Мадам удвоила мои обязанности, оставив единственной учительницей английского в школе, вследствие чего мое жалованье слегка возросло, но у меня почти не осталось свободного времени. Я была обречена целыми днями вдыхать спертый воздух классной комнаты, пытаясь вбить в бельгийские головки правила английского языка. По вечерам я была завалена грудами тетрадей, которые следовало проверить и исправить.
Была ли эта новая ответственность «наградой», как утверждала мадам, или наказанием? По слухам, мадам расхваливала меня перед другими. Она продолжала оставаться со мной вежливой, но часто я замечала, как она смотрит на меня в коридоре или через стол в трапезной, и от выражения ее темных голубых глаз у меня кровь стыла в жилах, как будто мадам пыталась проникнуть мне в душу. Когда ее не было рядом, я становилась объектом изучения мадемуазель Бланш, которая пристально следила за каждым моим движением.
Однажды днем, сославшись на головную боль, я отпустила учениц пораньше и направилась в дортуар отдохнуть. Вдруг я заметила тень за занавесками, отделявшими мои личные владения, и уловила, что кто–то осторожно открывает ящик комода. Встревожившись, я бесшумно прокралась на цыпочках и заглянула в щель между занавесками.
Гостем — или, вернее, шпионом — была мадам Эгер. Она стояла перед моим небольшим комодом и спокойно и педантично изучала содержимое верхнего ящика и рабочей шкатулки. Словно пораженная заклятием, я в ужасе наблюдала, как она открывает каждый ящик по очереди. Мадам изучила форзацы всех книг, открыла все коробочки, обратила особое внимание на письма и записки, затем старательно сложила их и вернула на место. Меня терзали ярость и негодование, и все же я не смела обнаружить свое присутствие, надеясь избежать скандала, стремительной, ожесточенной схватки. Я непременно наговорила бы лишнего и в результате была бы уволена.

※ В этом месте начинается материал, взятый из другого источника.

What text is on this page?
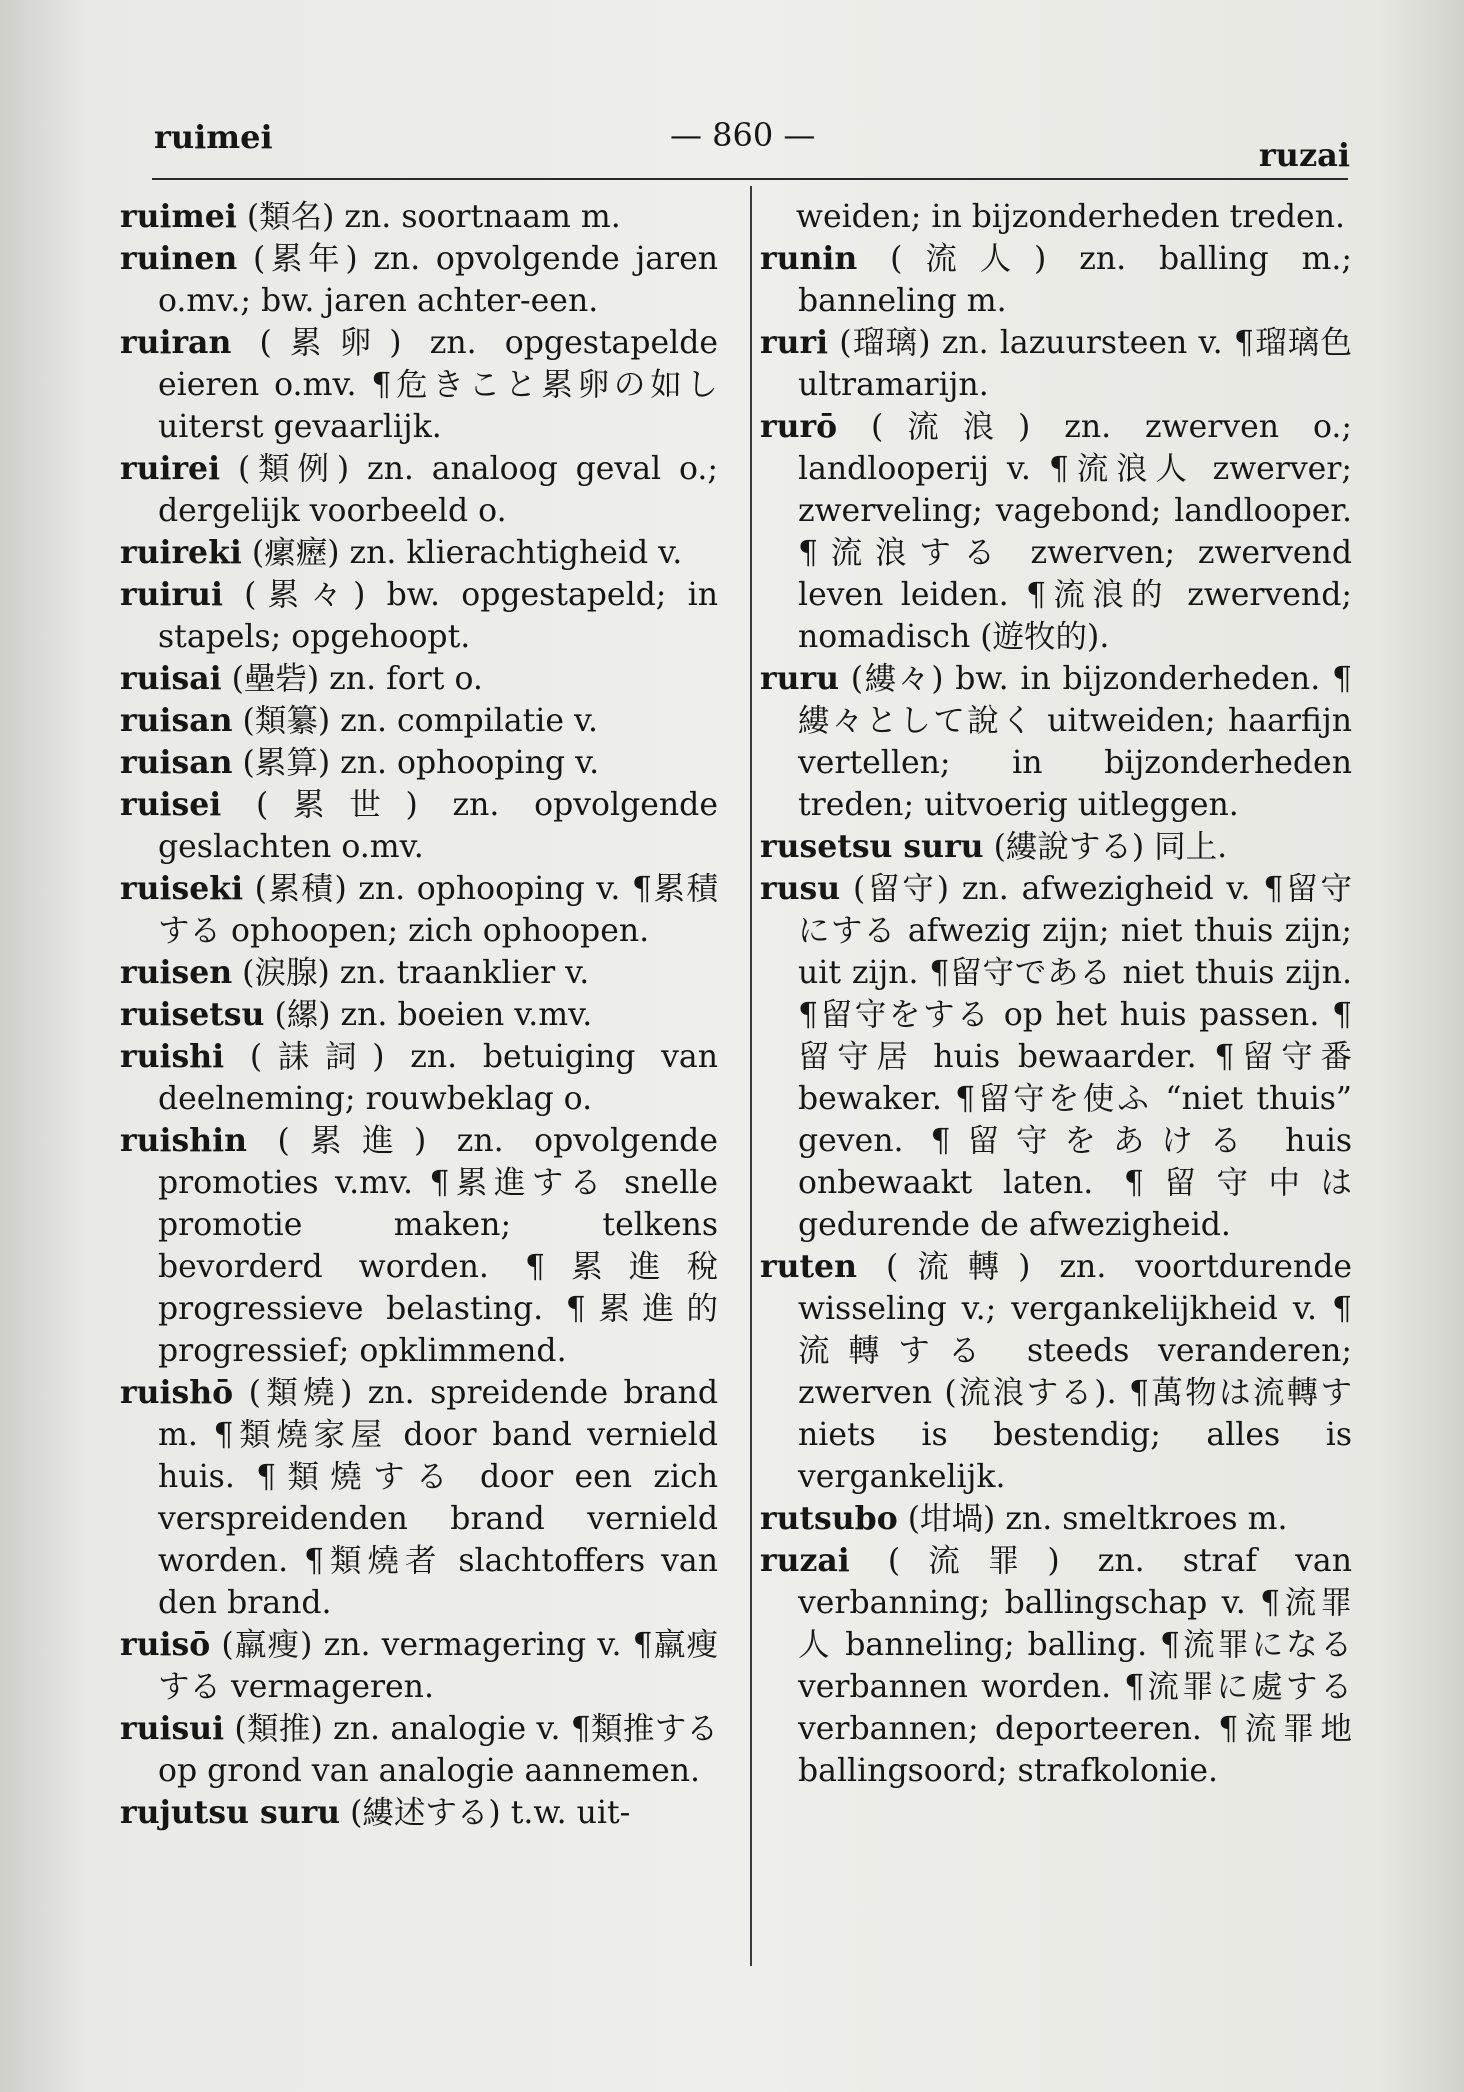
ruimei	— 860 —
ruzai

ruimei (類名) zn. soortnaam m.

ruinen (累年) zn. opvolgende jaren o.mv.; bw. jaren achter-een.

ruiran (累卵) zn. opgestapelde eieren o.mv. ¶危きこと累卵の如し uiterst gevaarlijk.

ruirei (類例) zn. analoog geval o.; dergelijk voorbeeld o.

ruireki (瘰癧) zn. klierachtigheid v.

ruirui (累々) bw. opgestapeld; in stapels; opgehoopt.

ruisai (壘砦) zn. fort o.

ruisan (類纂) zn. compilatie v.

ruisan (累算) zn. ophooping v.

ruisei (累世) zn. opvolgende geslachten o.mv.

ruiseki (累積) zn. ophooping v. ¶累積する ophoopen; zich ophoopen.

ruisen (涙腺) zn. traanklier v.

ruisetsu (縲) zn. boeien v.mv.

ruishi (誄詞) zn. betuiging van deelneming; rouwbeklag o.

ruishin (累進) zn. opvolgende promoties v.mv. ¶累進する snelle promotie maken; telkens bevorderd worden. ¶累進稅 progressieve belasting. ¶累進的 progressief; opklimmend.

ruishō (類燒) zn. spreidende brand m. ¶類燒家屋 door band vernield huis. ¶類燒する door een zich verspreidenden brand vernield worden. ¶類燒者 slachtoffers van den brand.

ruisō (羸瘦) zn. vermagering v. ¶羸瘦する vermageren.

ruisui (類推) zn. analogie v. ¶類推する op grond van analogie aannemen.

rujutsu suru (縷述する) t.w. uit-

weiden; in bijzonderheden treden.

runin (流人) zn. balling m.; banneling m.

ruri (瑠璃) zn. lazuursteen v. ¶瑠璃色 ultramarijn.

rurō (流浪) zn. zwerven o.; landlooperij v. ¶流浪人 zwerver; zwerveling; vagebond; landlooper. ¶流浪する zwerven; zwervend leven leiden. ¶流浪的 zwervend; nomadisch (遊牧的).

ruru (縷々) bw. in bijzonderheden. ¶縷々として說く uitweiden; haarfijn vertellen; in bijzonderheden treden; uitvoerig uitleggen.

rusetsu suru (縷說する) 同上.

rusu (留守) zn. afwezigheid v. ¶留守にする afwezig zijn; niet thuis zijn; uit zijn. ¶留守である niet thuis zijn. ¶留守をする op het huis passen. ¶留守居 huis bewaarder. ¶留守番 bewaker. ¶留守を使ふ “niet thuis” geven. ¶留守をあける huis onbewaakt laten. ¶留守中は gedurende de afwezigheid.

ruten (流轉) zn. voortdurende wisseling v.; vergankelijkheid v. ¶流轉する steeds veranderen; zwerven (流浪する). ¶萬物は流轉す niets is bestendig; alles is vergankelijk.

rutsubo (坩堝) zn. smeltkroes m.

ruzai (流罪) zn. straf van verbanning; ballingschap v. ¶流罪人 banneling; balling. ¶流罪になる verbannen worden. ¶流罪に處する verbannen; deporteeren. ¶流罪地 ballingsoord; strafkolonie.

Дальнейшие действия мадам поразили еще больше: она достала из кармана связку ключей и отперла длинный гардеробный ящик под кроватью! Затем вытащила платье и залезла в карман, хладнокровно вывернув его наизнанку. Забрезжило понимание: однажды ночью, когда я спала, мадам прокралась в спальню, украла мои ключи и сделала восковой слепок. Как давно она шпионит за мной?
Она вернула платье на место и начала просматривать другую одежду. Ее пальцы схватили платок, однажды подаренный месье Эгером; сокровище, которое я тщательно отгладила и сложила. Это уж слишком! С меня довольно! Я покашляла, давая мадам мгновение на то, чтобы собраться, затем отдернула занавеску. Невероятная женщина! Ящик был закрыт, рабочая шкатулка стояла на месте. Мадам поприветствовала меня холодным безмятежным кивком.
— Я заменила ваш кувшин и таз на новые, мадемуазель. Заметила, что они обкололись. Приятного отдыха.
Она поспешно покинула комнату.
Дневник! В письмах Эллен и родным я намекала на свои страдания и одиночество и признавалась, что мадам, похоже, больше не любит меня. Я утверждала, что не представляю, каким необъяснимым образом утратила доброе расположение женщины, столь любезно пригласившей меня вернуться в Брюссель. Что еще мне оставалось делать? Разумеется, я не могла назвать им истинную причину перемены поведения мадам, равно как и не могла скрывать правду от себя. Я знала. Знала! Моя хозяйка подозревала меня, а возможно, и своего мужа в поступках и чувствах, сама природа которых была вероломной, развращенной и пачкающей душу. И ее подозрения были совершенно беспочвенны.
Я любила месье Эгера и не могла этого отрицать. Однако у меня не было на него планов, я не стремилась им завладеть. Я всего лишь мечтала вновь испытать радость близости наших душ. Мое расположение к нему, простое и нетребовательное, не могло причинить мадам вреда! Несомненно, рассуждала я, достаточно немного подождать, доказать, что я не представляю угрозы, и мадам поймет свою ошибку, все благополучно вернется на круги своя.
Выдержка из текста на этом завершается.